Kadhafi n’a jamais été un homme puissant ; il a toujours été un homme nuisible. Guy Georgy, ambassadeur de France à Tripoli (1969-1975), a dit de lui ce qu’il fallait dire : « Il veut rassembler tout ce qui vit sous une tente, tout ce qui est nomade. Malheureusement, il n’est pas monté sur le cheval du Khalife. Il n’a qu’un tout petit âne. Et ce n’est pas parce qu’il passe ses sabots à la peinture dorée que cela va changer grand chose ». Ce qui se passe actuellement en Libye est probant : Khadafi n’est même plus un « tigre de papier ». Y compris pour son peuple et son armée.

Kadhafi avait vingt-sept ans quand il a pris le pouvoir, le 1er septembre 1969. Dans ces années-là, il a sans doute fait rêver quelques étudiants « révolutionnaires » africains. Il y a longtemps qu’il ne fait plus rêver personne ; sauf Calixte Beyala depuis qu’elle s’est lassée de Michel Drucker (« Kadhafi est un des symboles forts de l’Afrique. Il en est ainsi, et pour moi qui ai visité à maintes reprises la Libye, je n’y ai point vu de peuple opprimé tel que décrit dans la presse » - Le Figaro du mercredi 12 décembre 2007).

C’est que la « Révolution » libyenne n’a jamais convaincu personne, à commencer par les Libyens. Et s’il n’y avait pas eu le pétrole et ses ressources incommensurables pour un pays sous-peuplé - moins de deux millions d’habitants au moment de la « Révolution » - (et sous-développé - ce qui ne signifie pas sous-équipé - quoi qu’en pense Calixte Beyala), personne n’aurait laissé Kadhafi dégoiser aussi longtemps qu’il l’a fait.
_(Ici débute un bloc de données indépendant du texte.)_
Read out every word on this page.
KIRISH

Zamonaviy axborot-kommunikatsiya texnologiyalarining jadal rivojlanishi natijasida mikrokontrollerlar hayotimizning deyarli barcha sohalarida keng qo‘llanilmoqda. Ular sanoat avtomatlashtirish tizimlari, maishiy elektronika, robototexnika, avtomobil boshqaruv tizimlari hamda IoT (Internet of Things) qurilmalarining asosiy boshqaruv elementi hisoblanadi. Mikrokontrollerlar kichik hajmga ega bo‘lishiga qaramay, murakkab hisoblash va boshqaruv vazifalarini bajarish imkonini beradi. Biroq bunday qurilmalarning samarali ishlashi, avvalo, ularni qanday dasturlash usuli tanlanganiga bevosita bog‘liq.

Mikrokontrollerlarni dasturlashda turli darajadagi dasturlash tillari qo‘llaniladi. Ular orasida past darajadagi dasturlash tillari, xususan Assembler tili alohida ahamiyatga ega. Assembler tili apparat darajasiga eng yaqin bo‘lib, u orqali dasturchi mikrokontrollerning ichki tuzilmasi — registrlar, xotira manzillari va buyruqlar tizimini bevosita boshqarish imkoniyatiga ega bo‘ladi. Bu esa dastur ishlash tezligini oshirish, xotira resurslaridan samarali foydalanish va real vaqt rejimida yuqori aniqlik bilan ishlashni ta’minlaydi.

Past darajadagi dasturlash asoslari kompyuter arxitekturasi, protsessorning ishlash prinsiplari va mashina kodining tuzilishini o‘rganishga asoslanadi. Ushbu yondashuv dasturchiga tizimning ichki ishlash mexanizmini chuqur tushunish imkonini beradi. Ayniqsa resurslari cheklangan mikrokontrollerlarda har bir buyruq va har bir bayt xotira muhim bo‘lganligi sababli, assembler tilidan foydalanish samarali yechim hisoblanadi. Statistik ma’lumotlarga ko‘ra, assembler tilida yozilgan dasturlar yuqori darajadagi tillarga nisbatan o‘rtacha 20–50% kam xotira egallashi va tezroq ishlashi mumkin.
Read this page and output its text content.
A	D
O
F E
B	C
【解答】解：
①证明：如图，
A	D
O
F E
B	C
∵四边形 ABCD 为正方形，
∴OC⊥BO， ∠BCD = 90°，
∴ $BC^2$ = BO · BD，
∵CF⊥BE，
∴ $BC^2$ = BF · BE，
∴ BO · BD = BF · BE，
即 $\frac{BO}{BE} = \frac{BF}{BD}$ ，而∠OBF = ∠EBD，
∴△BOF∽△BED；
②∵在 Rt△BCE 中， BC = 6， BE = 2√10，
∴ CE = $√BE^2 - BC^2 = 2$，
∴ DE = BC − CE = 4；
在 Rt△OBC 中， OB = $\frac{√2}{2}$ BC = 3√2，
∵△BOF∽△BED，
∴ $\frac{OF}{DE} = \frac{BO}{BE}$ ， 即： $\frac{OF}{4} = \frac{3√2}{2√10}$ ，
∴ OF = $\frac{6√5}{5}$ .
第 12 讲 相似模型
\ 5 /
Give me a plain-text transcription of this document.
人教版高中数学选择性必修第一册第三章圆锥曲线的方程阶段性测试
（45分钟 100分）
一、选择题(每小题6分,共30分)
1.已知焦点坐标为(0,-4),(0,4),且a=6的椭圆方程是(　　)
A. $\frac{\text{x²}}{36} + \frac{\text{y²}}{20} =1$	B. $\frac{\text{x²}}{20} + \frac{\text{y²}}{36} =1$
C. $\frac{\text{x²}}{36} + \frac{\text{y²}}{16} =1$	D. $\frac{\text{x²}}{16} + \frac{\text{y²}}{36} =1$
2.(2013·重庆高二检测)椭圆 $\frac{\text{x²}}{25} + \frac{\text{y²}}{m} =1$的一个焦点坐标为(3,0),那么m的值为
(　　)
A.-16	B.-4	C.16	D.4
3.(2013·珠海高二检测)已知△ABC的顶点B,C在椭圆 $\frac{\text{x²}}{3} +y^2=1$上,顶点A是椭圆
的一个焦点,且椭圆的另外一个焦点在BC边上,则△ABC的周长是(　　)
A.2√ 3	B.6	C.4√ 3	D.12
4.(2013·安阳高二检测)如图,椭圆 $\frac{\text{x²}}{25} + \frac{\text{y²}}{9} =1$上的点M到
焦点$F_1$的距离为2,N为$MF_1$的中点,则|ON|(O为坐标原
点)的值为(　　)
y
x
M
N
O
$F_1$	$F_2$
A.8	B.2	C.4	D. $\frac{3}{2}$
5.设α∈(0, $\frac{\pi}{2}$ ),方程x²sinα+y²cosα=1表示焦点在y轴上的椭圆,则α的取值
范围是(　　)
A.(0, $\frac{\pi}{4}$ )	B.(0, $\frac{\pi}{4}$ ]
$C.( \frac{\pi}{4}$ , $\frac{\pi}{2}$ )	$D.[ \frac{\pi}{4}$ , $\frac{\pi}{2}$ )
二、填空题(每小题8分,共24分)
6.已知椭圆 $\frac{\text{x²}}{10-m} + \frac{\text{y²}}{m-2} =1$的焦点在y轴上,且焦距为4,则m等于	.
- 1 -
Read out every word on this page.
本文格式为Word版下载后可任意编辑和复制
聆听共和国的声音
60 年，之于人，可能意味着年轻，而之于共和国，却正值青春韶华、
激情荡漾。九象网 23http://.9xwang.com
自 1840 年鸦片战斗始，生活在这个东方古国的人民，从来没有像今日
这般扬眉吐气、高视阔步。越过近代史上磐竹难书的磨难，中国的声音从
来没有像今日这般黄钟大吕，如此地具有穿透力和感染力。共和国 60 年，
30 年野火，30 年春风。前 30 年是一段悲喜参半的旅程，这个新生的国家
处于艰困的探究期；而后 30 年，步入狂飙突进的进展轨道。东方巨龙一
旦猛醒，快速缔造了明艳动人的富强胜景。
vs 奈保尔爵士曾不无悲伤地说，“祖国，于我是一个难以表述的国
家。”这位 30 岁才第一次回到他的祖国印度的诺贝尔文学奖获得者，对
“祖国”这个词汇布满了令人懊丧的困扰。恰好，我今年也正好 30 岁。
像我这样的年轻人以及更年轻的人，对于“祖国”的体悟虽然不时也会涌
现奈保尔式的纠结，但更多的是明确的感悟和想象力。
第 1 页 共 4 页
Félix Houphouët-Boigny disait qu’il était « un jeune homme sans cervelle et redoutable, qui se mêle des affaires des autres ». Georges Pompidou le qualifiait de « mauvais bougre insupportable ». Jacques Foccart disait simplement : « Il arrose les uns et les autres ». Alexandre de Marenches, patron des services secrets français, sous Pompidou et Valéry Giscard d’Estaing, pensait, lui, « que c’était un homme dangereux pour l’Occident ».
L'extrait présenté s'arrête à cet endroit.